The point is that you need to decide what the minimum common denominator you are willing to support (which is the least amount of distros) and then create Package Dev machine (virtual or not) that are pure clean vanilla, but also fully updated with all the dev tools needed and keep them that way.
Need to know how to properly clean build and package works.
Be willing to report, support and fix any problem in the various steps, keeping good proper practice.
Most can be scripted, but still need some maintenance and attention... basically knowledge and time or money.
If we can maybe get a dedicated serious and reliable package maintainer we could give it a shot.
also I don't think we need the windows packaging system Chocolatey, since windows is already packaged with the installer; I would vote as you for the .deb and .rpm, and maybe .tgz.
The only thing is the choice of distro to support: I would go first on the serious users first, therefore CentOS and straight Debian maybe CoreOS since those are the one that are the most used on headless servers and clouds by pros and then Slackware, Ubuntu, Fedora, OpenSUSE for the second tiers.

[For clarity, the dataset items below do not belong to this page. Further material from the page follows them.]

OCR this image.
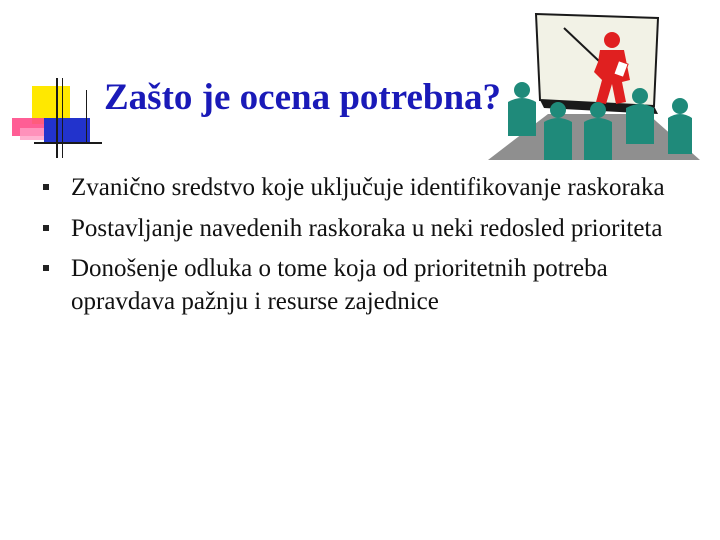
Zašto je ocena potrebna?
Zvanično sredstvo koje uključuje identifikovanje raskoraka
Postavljanje navedenih raskoraka u neki redosled prioriteta
Donošenje odluka o tome koja od prioritetnih potreba opravdava pažnju i resurse zajednice
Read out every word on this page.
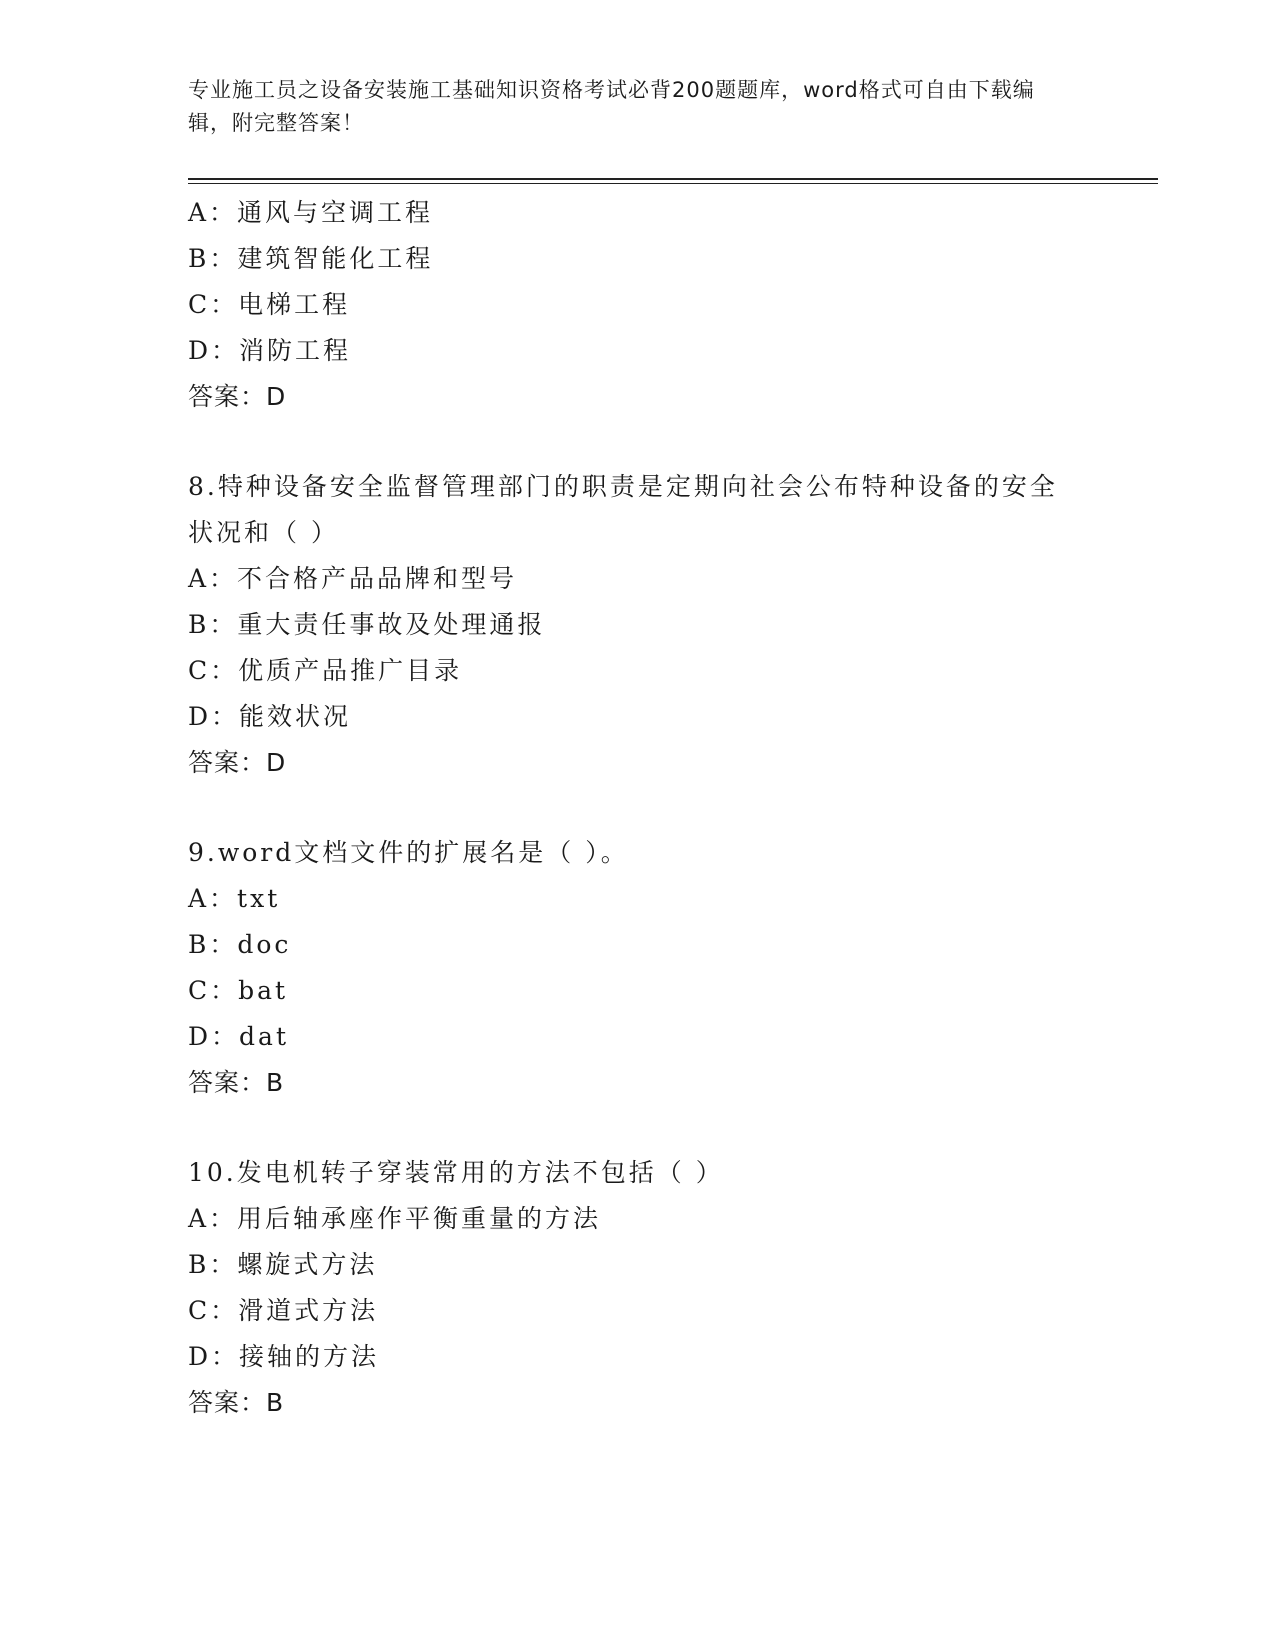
专业施工员之设备安装施工基础知识资格考试必背200题题库，word格式可自由下载编辑，附完整答案！
A：通风与空调工程
B：建筑智能化工程
C：电梯工程
D：消防工程
答案：D
8.特种设备安全监督管理部门的职责是定期向社会公布特种设备的安全状况和（ ）
A：不合格产品品牌和型号
B：重大责任事故及处理通报
C：优质产品推广目录
D：能效状况
答案：D
9.word文档文件的扩展名是（ ）。
A：txt
B：doc
C：bat
D：dat
答案：B
10.发电机转子穿装常用的方法不包括（ ）
A：用后轴承座作平衡重量的方法
B：螺旋式方法
C：滑道式方法
D：接轴的方法
答案：B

I am trying to make it easy and still appeal to the most and disgruntle none: CenOS is basically RedHat Enterprise without the price and strings, which is where all the .rpm distros came from (fedora is only the free community edition of the RedHat home/workstation so no really server material); Debian on the other side of the server spectrum is the serious choice, where all the other .deb distros come from, including Ubuntu, not the other way around... even if Ubuntu LTS Server could be considered, it has less of an professional user help base to go to, compared to Debian, if there are any problems.
For .tgz you then could add Slackware (yes probably very publicized, but many very very important servers run on it, when you need ultimate flexibility and uninterrupted up time in the 500+ days, that is where you go, like... guess what... world DNSes, infrastructure, routing, firewall, etc.)... Slackware is one of the very first and the best distro... but you really need to know what you are doing and where... Basically that is if you are really serious and an hardcore Unix admin... so with no offense, I would leave Slackware last, when we get the other two working.
P.S.: I also vote to keep the source open at the same time... the packaging is only as a service to make it easy for the linux users community, maybe a marketing pitch point and once trusted, for the exchanges; Especially with hash and signature... I would put mine if package is built and system is maintained by me.